Near the end of January, I attended a terrific conference in Framingham, Mass. concerning “The Persecuted Church.” When I say terrific, I mean the full riveting, appalling sense of the word. The speakers ranged from young participants of the “Arab Spring” protests to sage professors to political operatives, and each hammered home two distressing points: first that Christians are routinely harassed, intimidated and slaughtered across the Middle East and deep into African continent, and second, that Christians elsewhere are doing very little to help them.
As the conference progressed, it became evident that the prevailing narrative in our mainstream press and academia deliberately misrepresents the situation. History textbooks consistently fail to teach children about the scope of the early Church, which spread from Jerusalem across many continents with amazing rapidity. All Christians should know that there were many tribes and nations who embraced the Gospel, such as Egyptians, Persians, Arabs, Assyrians, Berbers. Many of these peoples are mentioned in the Acts of the Apostles, and their ranks only spread and grew over the centuries. Thus, by the time that the Muslim invaders spread through Asia Minor and into Europe, they were attacking centuries-old institutions and native peoples long considered Christian.
The media builds on academia’s myopia in refusing to explain the nature of the “sectarian strife” currently found in the region. The premise offered is that Arabs are native to all of these regions, the lands are Muslim by nature, and that unnamed minorities are causing unrest. Only when one looks at the local [often “subversive”] accounts does one discover that Christians are being dispossessed or killed, Islamicists are waging the usual jihad, and those who try to tell the truth are harassed or silenced.
Surely, even the previous paragraph would be considered “hate speech” on any college campus and in many media outlets. Even the human rights activists so absorbed in Palestinian minutiae ignore the creeping genocide beyond that one place, and even western feminists curiously delight in the very “multicultural” display that marginalizes women and makes a mockery of their “right to choose.”
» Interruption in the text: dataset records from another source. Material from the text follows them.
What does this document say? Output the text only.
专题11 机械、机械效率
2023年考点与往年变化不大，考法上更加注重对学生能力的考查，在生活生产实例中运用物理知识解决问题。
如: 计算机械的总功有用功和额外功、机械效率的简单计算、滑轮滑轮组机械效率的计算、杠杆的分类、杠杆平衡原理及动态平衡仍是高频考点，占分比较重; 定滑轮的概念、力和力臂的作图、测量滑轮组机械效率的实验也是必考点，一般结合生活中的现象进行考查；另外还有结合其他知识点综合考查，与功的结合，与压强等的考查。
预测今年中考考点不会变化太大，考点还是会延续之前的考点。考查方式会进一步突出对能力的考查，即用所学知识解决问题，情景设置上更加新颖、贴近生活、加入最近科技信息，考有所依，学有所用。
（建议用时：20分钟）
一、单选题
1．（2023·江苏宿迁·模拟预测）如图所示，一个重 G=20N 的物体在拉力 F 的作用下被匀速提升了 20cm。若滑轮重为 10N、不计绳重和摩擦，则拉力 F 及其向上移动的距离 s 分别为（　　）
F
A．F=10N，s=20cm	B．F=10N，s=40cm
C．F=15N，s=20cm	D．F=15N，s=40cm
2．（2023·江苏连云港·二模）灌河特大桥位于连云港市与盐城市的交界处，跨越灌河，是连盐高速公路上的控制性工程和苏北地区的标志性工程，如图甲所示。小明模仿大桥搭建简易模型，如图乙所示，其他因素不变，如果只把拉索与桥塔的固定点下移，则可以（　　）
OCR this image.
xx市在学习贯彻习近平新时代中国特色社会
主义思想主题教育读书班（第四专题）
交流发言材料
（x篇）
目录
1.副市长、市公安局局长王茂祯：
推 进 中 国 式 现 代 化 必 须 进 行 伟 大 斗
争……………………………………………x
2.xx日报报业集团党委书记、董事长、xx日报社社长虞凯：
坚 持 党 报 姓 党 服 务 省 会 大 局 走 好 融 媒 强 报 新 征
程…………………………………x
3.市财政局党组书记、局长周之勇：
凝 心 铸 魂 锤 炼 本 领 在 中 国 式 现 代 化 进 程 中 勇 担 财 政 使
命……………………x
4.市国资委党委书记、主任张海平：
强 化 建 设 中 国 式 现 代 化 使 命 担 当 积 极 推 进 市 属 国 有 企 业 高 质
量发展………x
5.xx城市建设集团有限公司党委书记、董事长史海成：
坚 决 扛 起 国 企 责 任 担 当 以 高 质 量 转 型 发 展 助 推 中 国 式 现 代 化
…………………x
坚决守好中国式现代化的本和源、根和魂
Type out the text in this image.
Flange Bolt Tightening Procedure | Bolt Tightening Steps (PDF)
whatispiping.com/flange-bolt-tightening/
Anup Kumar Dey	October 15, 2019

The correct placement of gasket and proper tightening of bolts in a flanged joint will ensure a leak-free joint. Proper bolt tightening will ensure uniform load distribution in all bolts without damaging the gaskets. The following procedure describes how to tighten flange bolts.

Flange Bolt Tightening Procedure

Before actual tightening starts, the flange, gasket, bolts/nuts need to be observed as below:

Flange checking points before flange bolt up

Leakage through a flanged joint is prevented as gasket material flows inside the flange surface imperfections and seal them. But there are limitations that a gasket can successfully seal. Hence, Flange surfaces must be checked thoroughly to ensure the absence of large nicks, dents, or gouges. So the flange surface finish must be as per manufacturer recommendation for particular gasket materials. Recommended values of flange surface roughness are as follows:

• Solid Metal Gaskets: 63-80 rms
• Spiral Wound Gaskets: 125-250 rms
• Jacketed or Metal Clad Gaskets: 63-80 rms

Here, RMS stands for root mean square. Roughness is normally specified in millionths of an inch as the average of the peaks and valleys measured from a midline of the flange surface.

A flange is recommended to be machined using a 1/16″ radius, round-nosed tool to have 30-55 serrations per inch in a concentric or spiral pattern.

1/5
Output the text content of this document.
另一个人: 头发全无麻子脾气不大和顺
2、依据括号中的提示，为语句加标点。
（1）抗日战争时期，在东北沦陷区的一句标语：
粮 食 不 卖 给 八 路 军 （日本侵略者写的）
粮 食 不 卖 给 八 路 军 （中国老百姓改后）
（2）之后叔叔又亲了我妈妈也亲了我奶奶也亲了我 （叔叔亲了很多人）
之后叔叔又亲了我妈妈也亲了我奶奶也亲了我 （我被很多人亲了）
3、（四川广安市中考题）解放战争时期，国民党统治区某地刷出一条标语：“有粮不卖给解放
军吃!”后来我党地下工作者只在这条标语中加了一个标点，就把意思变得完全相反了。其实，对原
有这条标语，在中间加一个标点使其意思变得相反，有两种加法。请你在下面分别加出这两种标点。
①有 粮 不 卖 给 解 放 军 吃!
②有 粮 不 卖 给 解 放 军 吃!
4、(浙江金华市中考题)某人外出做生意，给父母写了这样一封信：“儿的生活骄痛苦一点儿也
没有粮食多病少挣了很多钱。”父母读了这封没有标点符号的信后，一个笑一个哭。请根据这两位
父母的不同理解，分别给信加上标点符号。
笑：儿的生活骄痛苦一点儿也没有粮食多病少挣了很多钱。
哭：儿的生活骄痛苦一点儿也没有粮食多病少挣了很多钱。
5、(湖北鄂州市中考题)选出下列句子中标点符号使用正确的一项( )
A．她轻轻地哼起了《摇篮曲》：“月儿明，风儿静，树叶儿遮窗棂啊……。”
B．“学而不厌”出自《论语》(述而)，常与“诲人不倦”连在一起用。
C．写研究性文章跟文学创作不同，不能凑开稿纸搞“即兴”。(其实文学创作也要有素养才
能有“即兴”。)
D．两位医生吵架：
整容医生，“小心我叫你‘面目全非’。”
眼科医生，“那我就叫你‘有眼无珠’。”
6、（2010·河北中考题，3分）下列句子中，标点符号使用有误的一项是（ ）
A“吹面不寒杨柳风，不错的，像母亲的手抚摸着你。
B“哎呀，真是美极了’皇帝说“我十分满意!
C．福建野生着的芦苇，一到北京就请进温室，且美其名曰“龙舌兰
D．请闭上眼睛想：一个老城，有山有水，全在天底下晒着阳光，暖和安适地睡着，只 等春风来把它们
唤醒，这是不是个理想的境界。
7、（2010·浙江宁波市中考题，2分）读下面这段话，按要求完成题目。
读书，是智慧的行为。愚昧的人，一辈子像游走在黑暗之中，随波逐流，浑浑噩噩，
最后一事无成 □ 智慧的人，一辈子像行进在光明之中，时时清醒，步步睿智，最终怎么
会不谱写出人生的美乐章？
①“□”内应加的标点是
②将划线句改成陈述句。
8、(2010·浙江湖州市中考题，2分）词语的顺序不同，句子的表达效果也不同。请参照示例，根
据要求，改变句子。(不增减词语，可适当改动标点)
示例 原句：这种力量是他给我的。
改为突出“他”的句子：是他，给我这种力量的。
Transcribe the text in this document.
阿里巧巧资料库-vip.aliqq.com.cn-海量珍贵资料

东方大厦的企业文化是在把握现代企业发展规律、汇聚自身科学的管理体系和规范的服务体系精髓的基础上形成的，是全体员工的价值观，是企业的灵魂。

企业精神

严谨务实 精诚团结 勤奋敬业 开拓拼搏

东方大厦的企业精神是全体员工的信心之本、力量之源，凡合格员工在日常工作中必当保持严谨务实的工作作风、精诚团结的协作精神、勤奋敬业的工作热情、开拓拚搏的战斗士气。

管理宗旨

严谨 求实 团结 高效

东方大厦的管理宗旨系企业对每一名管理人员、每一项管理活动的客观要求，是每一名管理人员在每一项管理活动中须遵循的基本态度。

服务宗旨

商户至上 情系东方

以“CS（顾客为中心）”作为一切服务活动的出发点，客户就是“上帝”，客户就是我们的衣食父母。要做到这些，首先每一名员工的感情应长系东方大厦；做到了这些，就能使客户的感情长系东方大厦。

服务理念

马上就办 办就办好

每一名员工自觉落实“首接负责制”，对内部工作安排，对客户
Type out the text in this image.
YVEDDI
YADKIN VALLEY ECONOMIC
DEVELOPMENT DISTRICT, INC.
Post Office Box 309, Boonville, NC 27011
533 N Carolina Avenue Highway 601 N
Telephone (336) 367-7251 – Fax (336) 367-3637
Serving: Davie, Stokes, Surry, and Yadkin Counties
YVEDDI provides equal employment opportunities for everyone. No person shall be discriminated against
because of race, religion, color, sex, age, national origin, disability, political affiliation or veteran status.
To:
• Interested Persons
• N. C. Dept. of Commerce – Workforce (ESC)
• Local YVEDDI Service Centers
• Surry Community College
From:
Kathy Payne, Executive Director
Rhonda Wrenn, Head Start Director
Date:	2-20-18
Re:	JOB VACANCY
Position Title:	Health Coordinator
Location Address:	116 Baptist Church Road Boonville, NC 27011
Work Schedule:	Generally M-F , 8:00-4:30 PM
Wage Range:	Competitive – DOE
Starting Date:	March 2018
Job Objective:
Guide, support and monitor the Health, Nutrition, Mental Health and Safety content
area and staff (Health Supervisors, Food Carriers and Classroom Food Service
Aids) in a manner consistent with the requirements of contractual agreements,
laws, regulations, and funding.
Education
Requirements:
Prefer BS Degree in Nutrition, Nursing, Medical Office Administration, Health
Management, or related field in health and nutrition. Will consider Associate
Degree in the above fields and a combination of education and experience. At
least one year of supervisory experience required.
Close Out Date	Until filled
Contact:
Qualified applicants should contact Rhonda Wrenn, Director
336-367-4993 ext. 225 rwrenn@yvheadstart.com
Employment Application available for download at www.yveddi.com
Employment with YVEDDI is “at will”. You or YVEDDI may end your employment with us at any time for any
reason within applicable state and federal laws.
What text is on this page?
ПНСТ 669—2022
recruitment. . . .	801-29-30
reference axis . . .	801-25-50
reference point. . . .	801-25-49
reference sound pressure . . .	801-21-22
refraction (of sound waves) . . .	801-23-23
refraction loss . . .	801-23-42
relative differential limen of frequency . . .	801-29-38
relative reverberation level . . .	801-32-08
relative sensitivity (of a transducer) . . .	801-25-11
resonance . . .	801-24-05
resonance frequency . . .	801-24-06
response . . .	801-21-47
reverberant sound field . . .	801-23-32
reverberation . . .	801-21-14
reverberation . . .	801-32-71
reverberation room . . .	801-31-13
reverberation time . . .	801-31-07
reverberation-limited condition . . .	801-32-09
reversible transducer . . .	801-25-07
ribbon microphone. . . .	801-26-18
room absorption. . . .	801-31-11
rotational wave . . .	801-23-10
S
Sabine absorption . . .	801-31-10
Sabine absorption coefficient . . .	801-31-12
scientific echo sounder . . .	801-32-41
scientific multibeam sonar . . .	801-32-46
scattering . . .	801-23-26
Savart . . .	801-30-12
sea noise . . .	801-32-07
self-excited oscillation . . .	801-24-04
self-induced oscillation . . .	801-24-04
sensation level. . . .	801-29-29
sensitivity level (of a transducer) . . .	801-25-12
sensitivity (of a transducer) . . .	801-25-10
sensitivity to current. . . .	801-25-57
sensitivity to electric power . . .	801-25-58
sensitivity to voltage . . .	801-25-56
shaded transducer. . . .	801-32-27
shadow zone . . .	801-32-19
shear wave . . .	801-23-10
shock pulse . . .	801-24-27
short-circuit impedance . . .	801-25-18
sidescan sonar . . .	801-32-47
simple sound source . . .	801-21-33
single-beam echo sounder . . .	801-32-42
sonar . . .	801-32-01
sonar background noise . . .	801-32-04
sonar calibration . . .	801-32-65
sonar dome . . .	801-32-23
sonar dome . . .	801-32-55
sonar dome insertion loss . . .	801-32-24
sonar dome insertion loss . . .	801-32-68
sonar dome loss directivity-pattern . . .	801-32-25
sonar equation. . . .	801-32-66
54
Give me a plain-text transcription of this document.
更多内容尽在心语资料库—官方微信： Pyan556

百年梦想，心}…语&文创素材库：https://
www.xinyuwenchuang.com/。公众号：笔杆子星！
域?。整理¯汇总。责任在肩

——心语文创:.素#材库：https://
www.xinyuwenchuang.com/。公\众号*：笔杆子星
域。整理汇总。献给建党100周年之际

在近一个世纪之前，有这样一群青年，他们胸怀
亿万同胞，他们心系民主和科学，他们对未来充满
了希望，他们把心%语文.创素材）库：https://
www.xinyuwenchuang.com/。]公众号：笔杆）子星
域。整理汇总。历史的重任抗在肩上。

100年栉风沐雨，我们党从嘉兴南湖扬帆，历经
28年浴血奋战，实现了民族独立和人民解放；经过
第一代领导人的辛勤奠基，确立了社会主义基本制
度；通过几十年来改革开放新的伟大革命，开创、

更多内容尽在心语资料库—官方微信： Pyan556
Sadly, in all the presentations I found two important elements missing that cannot be overlooked. Although Christendom spread widely in the earliest centuries, we have to acknowledge that this broad array of Christians fought constantly — not only over doctrine, which had to be hammered out accurately, but also over primacy and territory, which is a scandalous reality of all ages.
Secondly, and this is a more egregious point, there was no call to prayer. The activists lamented the lack of American support for their protests, which are without a doubt enormously courageous. The scholars called for a better vetting of textbooks and for students to publish papers so that the truth is more widely known. The political advisors stressed the need for stronger agitation in order to make our politicians aware of the real nature of the conflict.
All of these are valuable and practical steps, but they ignore the wider reality that this isn’t merely a matter of “human rights,” but part of the larger Christian narrative: “They will hand you over to persecution, and they will kill you. You will be hated by all nations because of my name” (Mt 24:9). Prayer is needed now as much as ever, because our antipathy towards their persecution within the Mystical Body belies ignorance about our own inevitable challenges. Secular academies and governing bodies will be of very little help if we are inhibited from making the case for Christ and His redemption, for that truth alone will truly set us — and our persecuted brethren — free.